Identifier avant de traiter
La première visite sert à déterminer l’espèce en cause et à localiser les foyers. Cette étape n’est pas une formalité : une blatte germanique et une blatte orientale ne se traitent pas de la même manière, ne se réfugient pas aux mêmes endroits et ne se reproduisent pas au même rythme. Choisir le mauvais protocole, c’est perdre un mois.

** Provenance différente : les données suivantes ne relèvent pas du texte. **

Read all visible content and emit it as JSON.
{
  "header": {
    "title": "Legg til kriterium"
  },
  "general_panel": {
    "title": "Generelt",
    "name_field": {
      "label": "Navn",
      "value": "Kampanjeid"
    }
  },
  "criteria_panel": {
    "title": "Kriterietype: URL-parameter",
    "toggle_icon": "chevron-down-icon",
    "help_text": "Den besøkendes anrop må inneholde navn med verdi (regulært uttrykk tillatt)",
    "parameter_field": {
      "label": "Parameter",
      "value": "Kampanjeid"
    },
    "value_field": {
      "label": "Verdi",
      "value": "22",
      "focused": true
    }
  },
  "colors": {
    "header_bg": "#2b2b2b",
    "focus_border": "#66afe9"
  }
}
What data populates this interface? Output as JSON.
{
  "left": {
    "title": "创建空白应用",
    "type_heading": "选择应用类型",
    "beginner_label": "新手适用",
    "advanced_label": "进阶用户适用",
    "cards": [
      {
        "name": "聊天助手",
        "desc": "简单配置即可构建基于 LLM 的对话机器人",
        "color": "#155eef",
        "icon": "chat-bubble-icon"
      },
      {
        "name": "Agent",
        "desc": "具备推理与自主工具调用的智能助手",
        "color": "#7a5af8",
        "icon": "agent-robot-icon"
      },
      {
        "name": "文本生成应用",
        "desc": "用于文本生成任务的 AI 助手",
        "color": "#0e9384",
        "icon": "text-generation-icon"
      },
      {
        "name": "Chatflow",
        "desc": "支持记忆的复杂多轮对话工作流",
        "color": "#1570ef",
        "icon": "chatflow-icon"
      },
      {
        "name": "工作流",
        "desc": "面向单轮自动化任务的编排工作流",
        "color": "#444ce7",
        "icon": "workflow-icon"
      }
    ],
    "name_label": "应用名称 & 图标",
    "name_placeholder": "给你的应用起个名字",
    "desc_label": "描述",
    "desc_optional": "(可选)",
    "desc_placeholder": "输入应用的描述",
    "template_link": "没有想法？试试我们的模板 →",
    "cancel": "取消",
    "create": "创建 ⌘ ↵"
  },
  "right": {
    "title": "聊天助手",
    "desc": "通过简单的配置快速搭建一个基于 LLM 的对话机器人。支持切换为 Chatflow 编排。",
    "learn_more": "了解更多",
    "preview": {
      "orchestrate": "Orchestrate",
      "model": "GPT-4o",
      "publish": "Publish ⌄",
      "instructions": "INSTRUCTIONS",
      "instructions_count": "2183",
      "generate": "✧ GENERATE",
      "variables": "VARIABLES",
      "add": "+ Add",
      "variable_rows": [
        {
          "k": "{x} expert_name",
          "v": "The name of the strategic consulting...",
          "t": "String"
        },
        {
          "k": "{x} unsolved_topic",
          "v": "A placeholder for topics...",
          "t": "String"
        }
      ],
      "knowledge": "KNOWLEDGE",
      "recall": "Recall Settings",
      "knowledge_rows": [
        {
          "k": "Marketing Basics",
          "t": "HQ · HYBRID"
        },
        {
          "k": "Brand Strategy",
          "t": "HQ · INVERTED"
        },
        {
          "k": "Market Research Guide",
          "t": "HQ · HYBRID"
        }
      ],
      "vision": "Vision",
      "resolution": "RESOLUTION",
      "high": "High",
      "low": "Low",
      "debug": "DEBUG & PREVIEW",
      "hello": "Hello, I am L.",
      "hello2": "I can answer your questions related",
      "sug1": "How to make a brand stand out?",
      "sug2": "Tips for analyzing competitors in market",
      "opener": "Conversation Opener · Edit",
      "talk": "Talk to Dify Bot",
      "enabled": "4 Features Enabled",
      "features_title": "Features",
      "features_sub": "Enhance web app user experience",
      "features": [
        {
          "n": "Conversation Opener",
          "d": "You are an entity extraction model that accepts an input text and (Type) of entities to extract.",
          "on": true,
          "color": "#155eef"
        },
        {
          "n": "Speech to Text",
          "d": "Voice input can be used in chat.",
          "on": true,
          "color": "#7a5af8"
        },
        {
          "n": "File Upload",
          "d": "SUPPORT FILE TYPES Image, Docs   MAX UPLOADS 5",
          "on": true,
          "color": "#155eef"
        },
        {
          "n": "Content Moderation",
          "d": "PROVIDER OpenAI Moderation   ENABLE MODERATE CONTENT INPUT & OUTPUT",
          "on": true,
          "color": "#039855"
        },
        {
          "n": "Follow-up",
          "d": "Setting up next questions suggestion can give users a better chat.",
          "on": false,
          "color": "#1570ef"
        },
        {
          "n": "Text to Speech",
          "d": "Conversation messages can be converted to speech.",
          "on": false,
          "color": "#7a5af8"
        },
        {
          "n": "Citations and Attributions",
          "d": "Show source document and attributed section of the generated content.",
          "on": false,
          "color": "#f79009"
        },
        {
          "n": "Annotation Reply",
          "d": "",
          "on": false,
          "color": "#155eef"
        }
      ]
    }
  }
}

Nous repérons les zones de développement — plinthes, arrières d’équipements, gaines techniques, points d’eau, zones chaudes — et évaluons l’ampleur réelle de l’infestation, qui est presque toujours supérieure à ce que les occupants observent.
Blattes
Le traitement associe un gel appât, appliqué en points discrets sur les cheminements, et une pulvérisation rémanente sur les zones de refuge. Le gel a l’avantage d’être transmis au sein de la colonie par les individus contaminés, ce qui atteint des foyers inaccessibles à la pulvérisation.
Une seconde intervention est systématiquement programmée à trois semaines, pour traiter les individus issus des oothèques présentes lors du premier passage. Un traitement unique ne suffit jamais sur cette espèce, quelles que soient les promesses commerciales.
Punaises de lit
C’est le traitement le plus exigeant, et celui où les échecs sont les plus fréquents. Le protocole combine un traitement thermique des textiles et de la literie, une application chimique ciblée sur les zones de refuge — coutures de matelas, sommiers, plinthes, tableaux, prises — et un contrôle à quinze jours.
La réussite dépend largement de la préparation des locaux par l’occupant. Nous fournissons des consignes écrites précises avant l’intervention : sans elles, le taux d’échec devient élevé et le traitement doit être repris.
Pour l’hôtellerie, nous intervenons avec discrétion, en dehors des périodes d’occupation, et proposons un dispositif de surveillance sur les chambres à risque afin de détecter une réintroduction avant qu’elle ne se propage.
Volants et rampants d’extérieur
Mouches, moustiques, guêpes et fourmis relèvent de traitements plus légers mais réguliers, calés sur la saison. Sur les terrasses de restaurants et les espaces extérieurs d’hôtels, nous associons pièges lumineux, traitement des gîtes larvaires et pulvérisation périmétrique.